Case two is thus a situation where “tort reform” could be relevant.  As AI catches on, and physicians become aware of the problem of having their therapeutic decisions being second-guessed by plaintiffs relying on AI outputs, we would not be surprised to see statutory proposals declaring AI results inadmissible in medical malpractice actions.  We think that AI manufacturers should view such efforts as opportunities, rather than threats.  An alliance between physician and AI interests to ensure that (in case one) AI is judged by a negligence “reasonable man” standard if and when preemption doesn’t apply, rather than strict liability, could be combined with an evidentiary exclusion provision (in case two) in a comprehensive AI tort reform bill that all potential defendants could get behind.

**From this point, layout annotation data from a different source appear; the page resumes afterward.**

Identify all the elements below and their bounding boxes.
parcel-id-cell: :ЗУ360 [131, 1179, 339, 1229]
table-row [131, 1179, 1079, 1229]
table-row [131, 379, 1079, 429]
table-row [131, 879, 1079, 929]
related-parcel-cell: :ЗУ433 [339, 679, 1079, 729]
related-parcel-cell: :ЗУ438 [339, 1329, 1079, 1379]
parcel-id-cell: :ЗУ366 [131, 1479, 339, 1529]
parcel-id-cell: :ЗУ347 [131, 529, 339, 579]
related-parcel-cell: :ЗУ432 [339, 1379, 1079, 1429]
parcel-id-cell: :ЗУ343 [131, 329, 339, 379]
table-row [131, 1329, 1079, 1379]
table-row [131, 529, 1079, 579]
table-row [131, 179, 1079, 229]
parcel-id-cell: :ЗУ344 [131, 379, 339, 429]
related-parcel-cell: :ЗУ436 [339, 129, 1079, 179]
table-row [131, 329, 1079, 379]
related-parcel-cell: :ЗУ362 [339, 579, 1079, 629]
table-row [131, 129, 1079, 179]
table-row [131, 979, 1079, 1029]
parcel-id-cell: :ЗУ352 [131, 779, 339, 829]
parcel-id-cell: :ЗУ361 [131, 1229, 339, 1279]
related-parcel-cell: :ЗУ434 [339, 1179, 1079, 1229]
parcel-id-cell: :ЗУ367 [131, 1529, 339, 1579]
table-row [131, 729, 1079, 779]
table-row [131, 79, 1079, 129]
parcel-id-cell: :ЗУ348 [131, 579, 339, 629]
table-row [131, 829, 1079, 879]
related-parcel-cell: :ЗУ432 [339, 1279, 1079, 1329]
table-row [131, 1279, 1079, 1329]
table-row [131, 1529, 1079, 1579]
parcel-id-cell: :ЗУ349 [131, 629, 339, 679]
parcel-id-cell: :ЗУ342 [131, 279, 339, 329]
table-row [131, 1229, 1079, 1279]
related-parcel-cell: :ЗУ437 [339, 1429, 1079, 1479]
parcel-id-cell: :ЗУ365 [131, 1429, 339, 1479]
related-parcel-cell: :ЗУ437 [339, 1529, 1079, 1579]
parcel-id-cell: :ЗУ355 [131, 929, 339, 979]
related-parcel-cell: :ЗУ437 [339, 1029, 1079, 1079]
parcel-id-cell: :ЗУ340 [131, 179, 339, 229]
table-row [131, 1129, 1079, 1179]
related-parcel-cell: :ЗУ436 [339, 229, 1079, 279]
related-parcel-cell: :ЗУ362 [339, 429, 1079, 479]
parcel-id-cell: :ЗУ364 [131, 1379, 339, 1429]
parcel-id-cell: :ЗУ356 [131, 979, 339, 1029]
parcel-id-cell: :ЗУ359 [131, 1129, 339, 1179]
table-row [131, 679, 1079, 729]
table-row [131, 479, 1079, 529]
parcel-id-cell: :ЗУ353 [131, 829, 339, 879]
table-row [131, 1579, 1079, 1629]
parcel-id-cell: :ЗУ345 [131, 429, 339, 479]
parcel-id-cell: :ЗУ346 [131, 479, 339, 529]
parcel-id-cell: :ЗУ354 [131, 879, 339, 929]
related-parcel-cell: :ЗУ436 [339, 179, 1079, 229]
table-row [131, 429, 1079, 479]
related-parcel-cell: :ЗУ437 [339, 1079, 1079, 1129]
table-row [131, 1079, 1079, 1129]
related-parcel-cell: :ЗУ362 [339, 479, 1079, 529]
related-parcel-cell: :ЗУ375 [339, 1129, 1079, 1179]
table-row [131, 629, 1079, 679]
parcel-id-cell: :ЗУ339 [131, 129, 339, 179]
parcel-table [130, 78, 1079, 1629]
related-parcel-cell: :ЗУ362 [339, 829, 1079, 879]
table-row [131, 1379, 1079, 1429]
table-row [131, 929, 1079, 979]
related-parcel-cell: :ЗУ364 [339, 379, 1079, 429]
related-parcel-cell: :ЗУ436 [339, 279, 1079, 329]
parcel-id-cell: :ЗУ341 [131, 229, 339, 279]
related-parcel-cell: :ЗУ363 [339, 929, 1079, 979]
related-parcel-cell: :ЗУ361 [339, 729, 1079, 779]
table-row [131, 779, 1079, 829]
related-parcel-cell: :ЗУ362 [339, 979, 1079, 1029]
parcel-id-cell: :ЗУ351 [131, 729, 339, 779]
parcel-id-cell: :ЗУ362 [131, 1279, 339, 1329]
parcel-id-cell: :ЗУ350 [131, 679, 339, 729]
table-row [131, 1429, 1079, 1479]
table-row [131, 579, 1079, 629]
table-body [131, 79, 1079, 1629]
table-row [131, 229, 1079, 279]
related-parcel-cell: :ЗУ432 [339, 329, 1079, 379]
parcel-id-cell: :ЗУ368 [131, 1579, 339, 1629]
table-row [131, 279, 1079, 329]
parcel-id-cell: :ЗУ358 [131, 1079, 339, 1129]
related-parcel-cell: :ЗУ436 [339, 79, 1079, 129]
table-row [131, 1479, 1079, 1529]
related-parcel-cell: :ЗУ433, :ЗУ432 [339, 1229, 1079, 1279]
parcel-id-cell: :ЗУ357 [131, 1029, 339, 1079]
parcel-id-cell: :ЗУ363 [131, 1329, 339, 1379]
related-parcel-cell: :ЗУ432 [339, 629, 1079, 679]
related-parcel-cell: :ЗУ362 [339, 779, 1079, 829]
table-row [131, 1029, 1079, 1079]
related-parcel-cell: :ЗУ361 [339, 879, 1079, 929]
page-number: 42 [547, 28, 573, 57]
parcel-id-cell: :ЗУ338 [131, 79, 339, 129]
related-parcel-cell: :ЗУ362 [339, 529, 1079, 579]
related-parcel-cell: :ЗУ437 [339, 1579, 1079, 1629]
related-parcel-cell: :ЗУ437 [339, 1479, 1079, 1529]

Indeed, such legislation could be critically important in ensuring a successful future for AI in the medical space.  Even assuming that the FDA straightens out the regulatory side, the other side’s already existing impetus to impose strict liability on AI could hinder its acceptance or prohibitively raise the cost of acquiring and using AI technology.  States that wish to encourage the use of medical AI would be well advised to pass such statutes.  Alternatively, so might Congress, should product liability litigation hinder the use of this life- and (secondarily) cost-saving technology.